W.R.A., The Gramophone, July 1936
Review of Decca-Polydor UK issue, CA8235-6

Fanfare Review

There was more sound in those shellac grooves than we realized years ago.

An admirer of Mahler, who made the first recording of a Mahler symphony, Oskar Fried was an important conductor in the Germany of the teens and 1920s but had to flee Germany when the Nazis attained power. He was sufficiently celebrated that he supposedly made a silent film during which he conducted the Symphonie fantastique, the purpose of which was apparently to enable orchestras of the future to be “conducted” by him. Unhappily, the film, if it existed, was lost. Unlike so many of his colleagues who escaped Nazism by fleeing West, Fried fled East, to the Soviet Union, where he had already conducted with some success, after which, he seems to have stopped making recordings and pretty much disappeared from Western consciousness. His recordings suggest that he was a strong podium personality with a taste for drama. Witness the three above-listed recordings.

There’s some surface noise at the outset of Les Préludes but it will disappear as you become absorbed by the performance. Although the fast middle section is whipped-up into such a froth that the orchestra can barely articulate it, most of the performance moves along at a conventional tempo, punctuated by subtle tempo shifts and stretched cadences. Scheherazade and the Firebird Suite, as it happens, are right up his alley.
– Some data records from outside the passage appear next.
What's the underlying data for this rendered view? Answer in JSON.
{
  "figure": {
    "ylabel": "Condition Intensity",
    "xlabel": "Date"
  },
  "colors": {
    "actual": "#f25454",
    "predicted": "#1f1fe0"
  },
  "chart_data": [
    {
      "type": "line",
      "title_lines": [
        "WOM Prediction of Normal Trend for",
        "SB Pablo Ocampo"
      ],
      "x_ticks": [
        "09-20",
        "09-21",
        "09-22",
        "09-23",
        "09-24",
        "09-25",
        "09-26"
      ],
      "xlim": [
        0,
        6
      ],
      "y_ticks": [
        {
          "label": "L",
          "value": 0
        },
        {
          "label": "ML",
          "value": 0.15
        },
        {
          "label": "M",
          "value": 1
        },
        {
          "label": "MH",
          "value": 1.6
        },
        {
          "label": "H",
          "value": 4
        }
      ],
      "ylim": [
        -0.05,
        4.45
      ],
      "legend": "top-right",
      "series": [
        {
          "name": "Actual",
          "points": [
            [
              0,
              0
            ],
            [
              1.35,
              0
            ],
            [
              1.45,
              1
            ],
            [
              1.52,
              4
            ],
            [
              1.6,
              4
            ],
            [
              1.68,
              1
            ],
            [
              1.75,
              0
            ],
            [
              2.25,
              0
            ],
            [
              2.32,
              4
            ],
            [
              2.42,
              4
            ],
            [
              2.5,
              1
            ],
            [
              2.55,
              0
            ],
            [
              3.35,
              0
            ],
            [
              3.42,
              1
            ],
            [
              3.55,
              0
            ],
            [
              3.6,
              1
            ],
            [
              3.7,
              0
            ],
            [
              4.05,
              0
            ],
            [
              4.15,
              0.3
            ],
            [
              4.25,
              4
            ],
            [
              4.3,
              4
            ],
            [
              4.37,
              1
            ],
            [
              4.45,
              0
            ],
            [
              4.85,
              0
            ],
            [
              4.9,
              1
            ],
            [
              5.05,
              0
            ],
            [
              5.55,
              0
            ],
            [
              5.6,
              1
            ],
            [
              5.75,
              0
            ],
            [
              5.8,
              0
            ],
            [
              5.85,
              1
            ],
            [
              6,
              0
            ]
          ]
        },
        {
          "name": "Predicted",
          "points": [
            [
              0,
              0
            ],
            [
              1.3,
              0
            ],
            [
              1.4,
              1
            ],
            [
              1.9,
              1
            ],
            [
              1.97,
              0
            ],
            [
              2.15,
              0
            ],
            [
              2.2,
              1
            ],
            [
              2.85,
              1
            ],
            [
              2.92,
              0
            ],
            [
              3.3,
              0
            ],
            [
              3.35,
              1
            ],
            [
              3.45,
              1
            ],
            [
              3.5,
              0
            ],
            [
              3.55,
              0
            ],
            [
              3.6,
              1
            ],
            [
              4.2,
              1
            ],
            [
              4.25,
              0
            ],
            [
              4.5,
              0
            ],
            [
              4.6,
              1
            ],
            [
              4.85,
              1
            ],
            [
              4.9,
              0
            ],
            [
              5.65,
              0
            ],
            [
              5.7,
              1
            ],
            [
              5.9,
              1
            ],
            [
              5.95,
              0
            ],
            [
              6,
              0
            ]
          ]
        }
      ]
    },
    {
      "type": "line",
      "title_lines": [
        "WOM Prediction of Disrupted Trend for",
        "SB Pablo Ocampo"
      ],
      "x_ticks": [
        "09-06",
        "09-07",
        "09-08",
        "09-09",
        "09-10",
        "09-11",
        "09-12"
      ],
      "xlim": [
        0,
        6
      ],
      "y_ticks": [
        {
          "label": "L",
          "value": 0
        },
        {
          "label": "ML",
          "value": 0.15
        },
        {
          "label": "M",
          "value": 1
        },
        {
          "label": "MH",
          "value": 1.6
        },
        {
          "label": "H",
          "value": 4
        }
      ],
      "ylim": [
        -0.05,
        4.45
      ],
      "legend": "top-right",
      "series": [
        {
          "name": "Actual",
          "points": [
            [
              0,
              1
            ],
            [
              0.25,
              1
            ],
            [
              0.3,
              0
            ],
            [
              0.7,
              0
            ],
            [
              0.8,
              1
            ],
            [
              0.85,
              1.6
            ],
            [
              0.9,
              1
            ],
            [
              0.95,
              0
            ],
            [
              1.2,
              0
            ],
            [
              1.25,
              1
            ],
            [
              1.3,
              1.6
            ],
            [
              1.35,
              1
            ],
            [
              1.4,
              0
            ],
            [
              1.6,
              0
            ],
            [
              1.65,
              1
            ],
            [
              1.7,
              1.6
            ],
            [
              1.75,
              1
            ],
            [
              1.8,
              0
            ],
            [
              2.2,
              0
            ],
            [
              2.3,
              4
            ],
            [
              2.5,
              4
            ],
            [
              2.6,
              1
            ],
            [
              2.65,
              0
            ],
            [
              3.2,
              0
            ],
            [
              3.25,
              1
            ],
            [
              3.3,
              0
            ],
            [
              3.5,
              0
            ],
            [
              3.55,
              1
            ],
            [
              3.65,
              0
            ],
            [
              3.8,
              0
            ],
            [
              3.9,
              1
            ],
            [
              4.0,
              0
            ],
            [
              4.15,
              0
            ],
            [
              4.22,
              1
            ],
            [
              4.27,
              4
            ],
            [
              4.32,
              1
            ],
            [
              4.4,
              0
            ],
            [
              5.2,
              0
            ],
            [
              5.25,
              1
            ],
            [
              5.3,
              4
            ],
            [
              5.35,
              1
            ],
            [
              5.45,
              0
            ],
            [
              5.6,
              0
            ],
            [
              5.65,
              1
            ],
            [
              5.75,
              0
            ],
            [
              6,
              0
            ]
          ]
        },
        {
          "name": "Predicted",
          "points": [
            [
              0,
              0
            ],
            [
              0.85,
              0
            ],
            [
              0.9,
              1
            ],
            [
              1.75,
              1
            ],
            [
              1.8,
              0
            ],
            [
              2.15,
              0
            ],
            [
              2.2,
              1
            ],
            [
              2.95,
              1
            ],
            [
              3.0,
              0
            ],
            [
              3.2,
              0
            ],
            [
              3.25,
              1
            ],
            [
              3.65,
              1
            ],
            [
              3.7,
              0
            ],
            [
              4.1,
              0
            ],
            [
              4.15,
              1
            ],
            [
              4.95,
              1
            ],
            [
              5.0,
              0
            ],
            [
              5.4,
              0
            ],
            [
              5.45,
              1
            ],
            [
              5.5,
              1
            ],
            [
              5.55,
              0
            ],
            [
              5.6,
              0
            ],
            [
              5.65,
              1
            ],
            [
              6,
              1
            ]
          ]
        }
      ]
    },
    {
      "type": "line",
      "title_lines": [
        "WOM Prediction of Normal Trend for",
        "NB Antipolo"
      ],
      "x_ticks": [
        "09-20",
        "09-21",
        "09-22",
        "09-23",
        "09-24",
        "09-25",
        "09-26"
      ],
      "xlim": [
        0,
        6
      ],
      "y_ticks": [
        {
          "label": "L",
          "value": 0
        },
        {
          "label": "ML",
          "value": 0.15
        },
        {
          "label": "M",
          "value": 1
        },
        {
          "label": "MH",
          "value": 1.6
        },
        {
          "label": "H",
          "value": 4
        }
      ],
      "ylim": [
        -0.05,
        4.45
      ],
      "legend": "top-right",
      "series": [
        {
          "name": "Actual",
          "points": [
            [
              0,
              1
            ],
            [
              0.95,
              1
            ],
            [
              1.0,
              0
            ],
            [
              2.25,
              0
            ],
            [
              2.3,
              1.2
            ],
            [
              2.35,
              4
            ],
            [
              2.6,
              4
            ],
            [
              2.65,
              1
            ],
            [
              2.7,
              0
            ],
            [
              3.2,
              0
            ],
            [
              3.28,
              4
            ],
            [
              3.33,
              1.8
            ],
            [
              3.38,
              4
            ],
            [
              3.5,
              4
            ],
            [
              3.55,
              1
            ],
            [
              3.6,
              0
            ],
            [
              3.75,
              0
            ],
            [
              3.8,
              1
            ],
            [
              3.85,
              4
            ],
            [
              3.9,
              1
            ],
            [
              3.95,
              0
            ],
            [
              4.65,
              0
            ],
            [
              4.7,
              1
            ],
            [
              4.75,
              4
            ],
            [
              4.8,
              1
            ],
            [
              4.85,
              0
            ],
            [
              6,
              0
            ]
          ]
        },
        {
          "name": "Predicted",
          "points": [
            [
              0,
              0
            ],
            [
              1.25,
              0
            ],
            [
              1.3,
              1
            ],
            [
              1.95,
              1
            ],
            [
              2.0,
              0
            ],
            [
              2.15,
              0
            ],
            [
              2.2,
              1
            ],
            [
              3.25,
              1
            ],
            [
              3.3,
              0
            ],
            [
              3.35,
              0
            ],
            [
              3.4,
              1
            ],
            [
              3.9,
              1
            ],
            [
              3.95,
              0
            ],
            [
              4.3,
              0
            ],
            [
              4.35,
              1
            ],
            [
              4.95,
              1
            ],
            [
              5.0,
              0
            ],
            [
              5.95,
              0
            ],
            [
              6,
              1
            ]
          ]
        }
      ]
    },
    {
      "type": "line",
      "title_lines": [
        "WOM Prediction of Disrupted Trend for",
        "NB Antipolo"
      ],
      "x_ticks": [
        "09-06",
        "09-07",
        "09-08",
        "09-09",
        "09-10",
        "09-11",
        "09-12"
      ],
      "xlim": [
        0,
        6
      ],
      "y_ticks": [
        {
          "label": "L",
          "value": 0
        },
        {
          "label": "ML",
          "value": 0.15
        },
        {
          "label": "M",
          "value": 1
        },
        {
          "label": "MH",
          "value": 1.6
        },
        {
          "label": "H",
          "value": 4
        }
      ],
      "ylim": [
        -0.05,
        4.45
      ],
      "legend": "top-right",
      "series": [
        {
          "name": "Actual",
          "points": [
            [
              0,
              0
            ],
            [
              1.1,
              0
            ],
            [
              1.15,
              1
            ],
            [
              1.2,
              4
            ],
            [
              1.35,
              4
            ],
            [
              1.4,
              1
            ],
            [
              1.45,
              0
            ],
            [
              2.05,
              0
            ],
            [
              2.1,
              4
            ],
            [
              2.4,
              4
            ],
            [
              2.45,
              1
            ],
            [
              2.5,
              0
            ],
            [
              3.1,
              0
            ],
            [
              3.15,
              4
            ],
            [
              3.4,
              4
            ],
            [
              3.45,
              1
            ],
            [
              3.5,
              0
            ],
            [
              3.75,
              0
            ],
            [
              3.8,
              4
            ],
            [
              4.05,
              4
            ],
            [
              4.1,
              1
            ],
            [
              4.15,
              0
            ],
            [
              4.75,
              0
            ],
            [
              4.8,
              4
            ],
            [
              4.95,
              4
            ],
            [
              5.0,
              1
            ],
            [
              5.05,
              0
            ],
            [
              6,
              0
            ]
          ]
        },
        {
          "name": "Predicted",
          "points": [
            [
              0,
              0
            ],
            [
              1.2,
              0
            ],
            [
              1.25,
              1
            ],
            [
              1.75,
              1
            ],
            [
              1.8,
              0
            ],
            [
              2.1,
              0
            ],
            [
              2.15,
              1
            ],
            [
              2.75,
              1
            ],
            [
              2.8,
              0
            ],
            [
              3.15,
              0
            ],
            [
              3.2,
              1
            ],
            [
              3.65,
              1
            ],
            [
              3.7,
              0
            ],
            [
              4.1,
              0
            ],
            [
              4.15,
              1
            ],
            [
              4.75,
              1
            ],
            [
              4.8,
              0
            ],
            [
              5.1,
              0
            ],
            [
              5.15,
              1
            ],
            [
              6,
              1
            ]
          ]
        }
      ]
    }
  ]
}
Perhaps the winds might have been more closely recorded but that would be my only complaint, given the patient way he builds “The Sea and Sinbad’s Ship” and the delicate touch he exhibits in parts of “The Tale of the Kalendar Prince.” I would prefer a slower tempo for “The Young Prince and the Young Princess,” which comes off as too bouncy and “sing-songy” the way he takes it. There is some congestion in loud passages but the harp, snare drums, and other percussion instruments come through nicely. His fiery “Festival at Bagdad” does not disappoint. The Firebird Suite, considering its 1928 vintage, features a remarkable display of colors, and Fried creates the desired air of mystery at the beginning. The Rondo is slow and somewhat milked for effect, but he makes up for lost time when he rips into the “Infernal Dance.” The “Lullaby” and Finale are well-judged and, as in the rest of the recording, the dynamic range is surprising. For some odd reason, he makes a four-bar cut toward the end, just before the full orchestra chimes in. Although these recordings don’t pretend to be a substitute for more recent ones, they probably sound better now on modern equipment, given sensitive editing, than they ever did when they were new. There was more sound in those shellac grooves than we realized years ago.